On the eve of a first mountain test at the Super Planche des Belles Filles, David Gaudu not only scored his first stage podium on the Tour, but he also moved up to tenth place overall.

David Gaudu is on the right, headed for third place. Photo: ASO/Charly Lopez

A long day was looming for the riders this Thursday on the Tour de France with the stage featuring most kilometres of this 2022 edition. Nearly 220 were indeed on the menu between the start of Binche, in Belgium, and the finish in Longwy, in East of France. However, the time passed by faster than expected during the first two hours of racing, covered at an average speed above 50 km/h.

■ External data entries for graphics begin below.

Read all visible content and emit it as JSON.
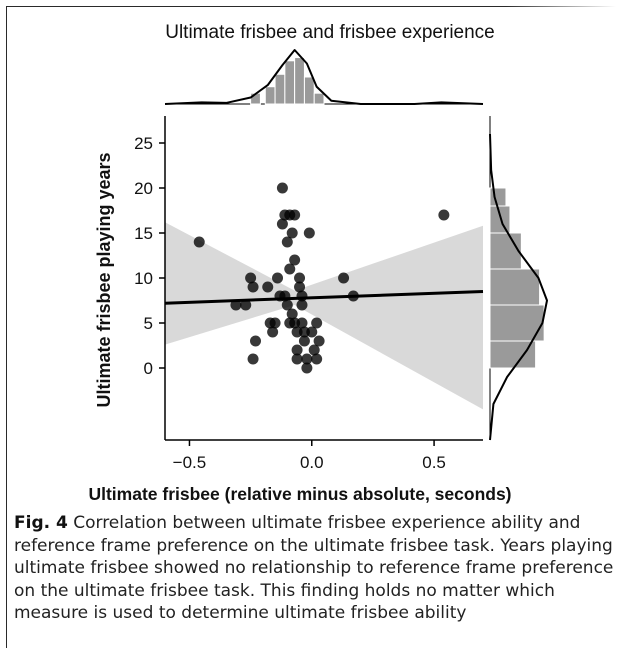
{
  "figure": {
    "caption_label": "Fig. 4",
    "caption_text": "Correlation between ultimate frisbee experience ability and reference frame preference on the ultimate frisbee task. Years playing ultimate frisbee showed no relationship to reference frame preference on the ultimate frisbee task. This finding holds no matter which measure is used to determine ultimate frisbee ability"
  },
  "chart_data": {
    "type": "scatter",
    "title": "Ultimate frisbee and frisbee experience",
    "xlabel": "Ultimate frisbee (relative minus absolute, seconds)",
    "ylabel": "Ultimate frisbee playing  years",
    "xlim": [
      -0.6,
      0.7
    ],
    "ylim": [
      -8,
      28
    ],
    "xticks": [
      -0.5,
      0.0,
      0.5
    ],
    "xtick_labels": [
      "−0.5",
      "0.0",
      "0.5"
    ],
    "yticks": [
      0,
      5,
      10,
      15,
      20,
      25
    ],
    "ytick_labels": [
      "0",
      "5",
      "10",
      "15",
      "20",
      "25"
    ],
    "grid": false,
    "point_color": "#000000",
    "points": [
      {
        "x": -0.46,
        "y": 14
      },
      {
        "x": 0.54,
        "y": 17
      },
      {
        "x": 0.13,
        "y": 10
      },
      {
        "x": 0.17,
        "y": 8
      },
      {
        "x": -0.31,
        "y": 7
      },
      {
        "x": -0.27,
        "y": 7
      },
      {
        "x": -0.25,
        "y": 10
      },
      {
        "x": -0.24,
        "y": 9
      },
      {
        "x": -0.23,
        "y": 3
      },
      {
        "x": -0.24,
        "y": 1
      },
      {
        "x": -0.18,
        "y": 9
      },
      {
        "x": -0.17,
        "y": 5
      },
      {
        "x": -0.15,
        "y": 5
      },
      {
        "x": -0.16,
        "y": 4
      },
      {
        "x": -0.14,
        "y": 10
      },
      {
        "x": -0.12,
        "y": 20
      },
      {
        "x": -0.12,
        "y": 16
      },
      {
        "x": -0.11,
        "y": 17
      },
      {
        "x": -0.09,
        "y": 17
      },
      {
        "x": -0.1,
        "y": 14
      },
      {
        "x": -0.09,
        "y": 11
      },
      {
        "x": -0.08,
        "y": 15
      },
      {
        "x": -0.07,
        "y": 12
      },
      {
        "x": -0.07,
        "y": 17
      },
      {
        "x": -0.11,
        "y": 8
      },
      {
        "x": -0.1,
        "y": 7
      },
      {
        "x": -0.09,
        "y": 5
      },
      {
        "x": -0.08,
        "y": 6
      },
      {
        "x": -0.07,
        "y": 5
      },
      {
        "x": -0.06,
        "y": 4
      },
      {
        "x": -0.06,
        "y": 2
      },
      {
        "x": -0.06,
        "y": 1
      },
      {
        "x": -0.05,
        "y": 9
      },
      {
        "x": -0.04,
        "y": 8
      },
      {
        "x": -0.04,
        "y": 7
      },
      {
        "x": -0.04,
        "y": 5
      },
      {
        "x": -0.03,
        "y": 4
      },
      {
        "x": -0.03,
        "y": 3
      },
      {
        "x": -0.02,
        "y": 1
      },
      {
        "x": -0.02,
        "y": 0
      },
      {
        "x": -0.01,
        "y": 15
      },
      {
        "x": 0.0,
        "y": 4
      },
      {
        "x": 0.01,
        "y": 2
      },
      {
        "x": 0.02,
        "y": 1
      },
      {
        "x": 0.02,
        "y": 5
      },
      {
        "x": 0.03,
        "y": 3
      },
      {
        "x": -0.05,
        "y": 10
      },
      {
        "x": -0.13,
        "y": 8
      }
    ],
    "regression": {
      "slope": 1.0,
      "intercept": 7.8,
      "x_range": [
        -0.6,
        0.7
      ]
    },
    "confidence_band": [
      {
        "x": -0.6,
        "lower": 2.6,
        "upper": 16.2
      },
      {
        "x": -0.07,
        "lower": 7.0,
        "upper": 8.6
      },
      {
        "x": 0.7,
        "lower": -4.6,
        "upper": 15.8
      }
    ],
    "marginal_x": {
      "bins": [
        [
          -0.25,
          -0.21,
          0.2
        ],
        [
          -0.19,
          -0.15,
          0.32
        ],
        [
          -0.15,
          -0.11,
          0.55
        ],
        [
          -0.11,
          -0.07,
          0.8
        ],
        [
          -0.07,
          -0.03,
          0.86
        ],
        [
          -0.03,
          0.01,
          0.5
        ],
        [
          0.01,
          0.05,
          0.2
        ]
      ],
      "kde": [
        [
          -0.6,
          0.0
        ],
        [
          -0.45,
          0.03
        ],
        [
          -0.35,
          0.02
        ],
        [
          -0.25,
          0.12
        ],
        [
          -0.18,
          0.35
        ],
        [
          -0.12,
          0.72
        ],
        [
          -0.07,
          1.0
        ],
        [
          -0.02,
          0.75
        ],
        [
          0.02,
          0.32
        ],
        [
          0.08,
          0.06
        ],
        [
          0.2,
          0.0
        ],
        [
          0.42,
          0.0
        ],
        [
          0.53,
          0.03
        ],
        [
          0.7,
          0.0
        ]
      ]
    },
    "marginal_y": {
      "bins": [
        [
          0,
          3,
          0.8
        ],
        [
          3,
          7,
          0.95
        ],
        [
          7,
          11,
          0.87
        ],
        [
          11,
          15,
          0.55
        ],
        [
          15,
          18,
          0.35
        ],
        [
          18,
          20,
          0.28
        ]
      ],
      "kde": [
        [
          -8,
          0.0
        ],
        [
          -4,
          0.06
        ],
        [
          -1,
          0.3
        ],
        [
          2,
          0.65
        ],
        [
          5,
          0.92
        ],
        [
          7.5,
          1.0
        ],
        [
          10,
          0.85
        ],
        [
          13,
          0.5
        ],
        [
          16,
          0.22
        ],
        [
          19,
          0.08
        ],
        [
          22,
          0.02
        ],
        [
          26,
          0.0
        ]
      ]
    }
  }
}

The fight for the breakaway, which took place for nearly eighty kilometres, led to that crazy start. “It was an extremely trying, nervous stage from start to finish,” said Philippe Mauduit. Eventually, only three men were able to hit the front, including the yellow jersey Wout van Aert (Jumbo-Visma), together with Jakob Fuglsang (Israel-Premier Tech) and Quinn Simmons (Trek-Segafredo). “We didn’t know this morning if the breakaway was going to make it or not, but once we saw that there were only three riders in front, we could imagine that the victory would be decided in a reduced bunch”, added Philippe. “It was therefore an almost classic scenario, actually”.

While the bunch tried not to leave too much space to the leading trio, the instructions within the Groupama-FDJ team were just as clear as the previous days. “It was important to protect David all day, and that’s what the guys managed to do,” added Philippe. “The week has gone well so far, the team has done a huge work”, greeted David. “We know what we have to do, we are focused. Everyone does his bit and everyone helps each other. I have a great team on paper and on the road. It’s just fun and great.”

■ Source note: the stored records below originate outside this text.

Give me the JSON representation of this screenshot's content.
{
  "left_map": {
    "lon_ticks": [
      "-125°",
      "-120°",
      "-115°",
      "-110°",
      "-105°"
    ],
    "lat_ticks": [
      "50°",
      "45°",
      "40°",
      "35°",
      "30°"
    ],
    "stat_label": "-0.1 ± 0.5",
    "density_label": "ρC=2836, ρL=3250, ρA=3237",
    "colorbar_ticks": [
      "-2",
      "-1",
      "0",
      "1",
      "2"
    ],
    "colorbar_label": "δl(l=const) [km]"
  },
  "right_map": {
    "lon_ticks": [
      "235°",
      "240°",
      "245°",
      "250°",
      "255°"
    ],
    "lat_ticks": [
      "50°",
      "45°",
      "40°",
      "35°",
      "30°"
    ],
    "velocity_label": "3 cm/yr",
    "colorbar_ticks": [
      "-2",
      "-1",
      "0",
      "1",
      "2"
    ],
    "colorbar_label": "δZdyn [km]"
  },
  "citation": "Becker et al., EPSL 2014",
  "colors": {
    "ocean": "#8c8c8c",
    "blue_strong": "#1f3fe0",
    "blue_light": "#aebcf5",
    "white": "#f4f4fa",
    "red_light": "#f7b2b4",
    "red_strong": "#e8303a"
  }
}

In the second half of the race, several teams took on the chase in the bunch to gradually reduce the gap, which went up to four minutes at best. The leading trio became a duo before the last hour of racing, then Van Aert tried to go alone in the last thirty kilometres. Despite being Van Aert, he could not however stay away from the bunch. He was caught and dropped in the second of the four climbs featuring in the final. The battle then began in the pack, and riders first got distance from the back before Tadej Pogacar tested his legs for the first time on the Pulventeux climb (800m at 11%). In his wheel was… David Gaudu! The Frenchman even tried a small counterattack approaching the top before thirty men or so regrouped for the finish in Longwy.

The last climb (1.6 km at 6%) was covered at a high pace, without attacks, and everything then came down to the sprint. “Everyone was tired in the final”, said David. “In the sprint everyone felt the lactic acid. I managed to take the right wheel at the right time: that of Roglic who launched as he usually does with 400 meters to go. However, there was headwind and we kind of slowed down. Only Pogacar smashed us when he launched at 250 metres”.

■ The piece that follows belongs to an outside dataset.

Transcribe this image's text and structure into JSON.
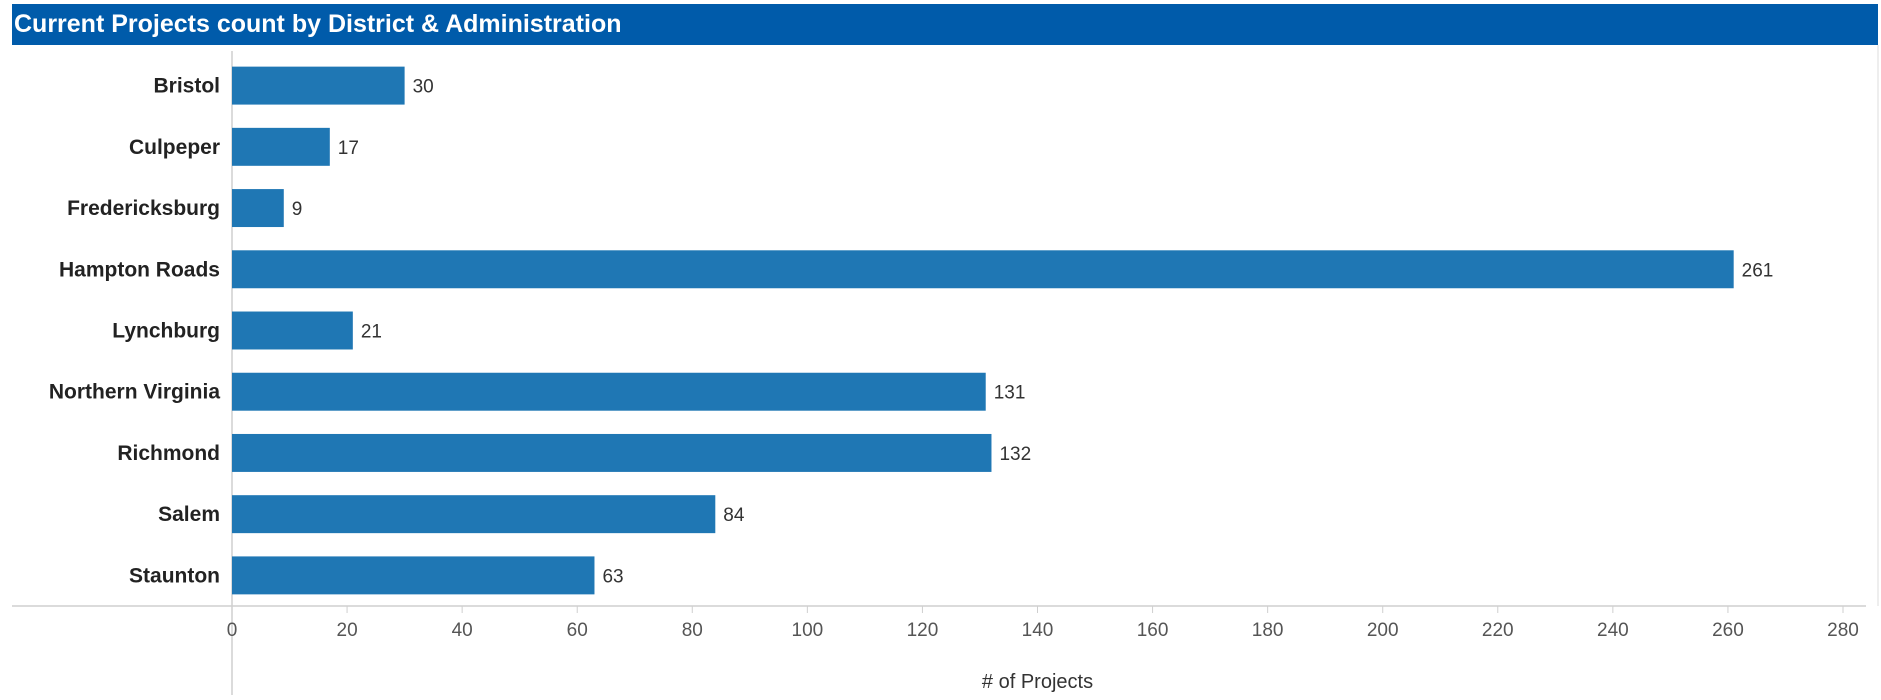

In a good position at the front of the pack, David Gaudu delivered a strong sprint to come away with third place on the line, behind the Slovenian and Michael Matthews. He therefore grabbed four bonus seconds. “We can be satisfied to be third on a finish like this”, assured Philippe. “There were around thirty riders at the bottom of the home stretch, which means that David is up there with the very best of the Tour de France”. “I think there is nothing to be ashamed of regarding my performance”, said the young man. “But it was just a punchy finish. Tomorrow will be even more crucial”.

Already focused on the finish at the Super Planche des Belles Filles, where he launched Thibaut Pinot back in 2019, David Gaudu still obtained his first career podium on the Tour de France. He is also now in tenth place overall, 1’02 from the yellow jersey. A good sign before the first summit finish on Friday. “We’ll need to recover, because it will be hard”, he added. “Pogacar took the jersey, he already won today, but he may still want to win tomorrow. We’ll need to be ready physically but also mentally. We’ve been focused for a week now, but we must keep going this way. Let’s hope things will go well and we will take stock tomorrow, then a new Tour de France will begin”. Towards the Vosges mountains, David Gaudu will also be able to count on Olivier Le Gac and Kevin Geniets, who crashed without damage on Thursday.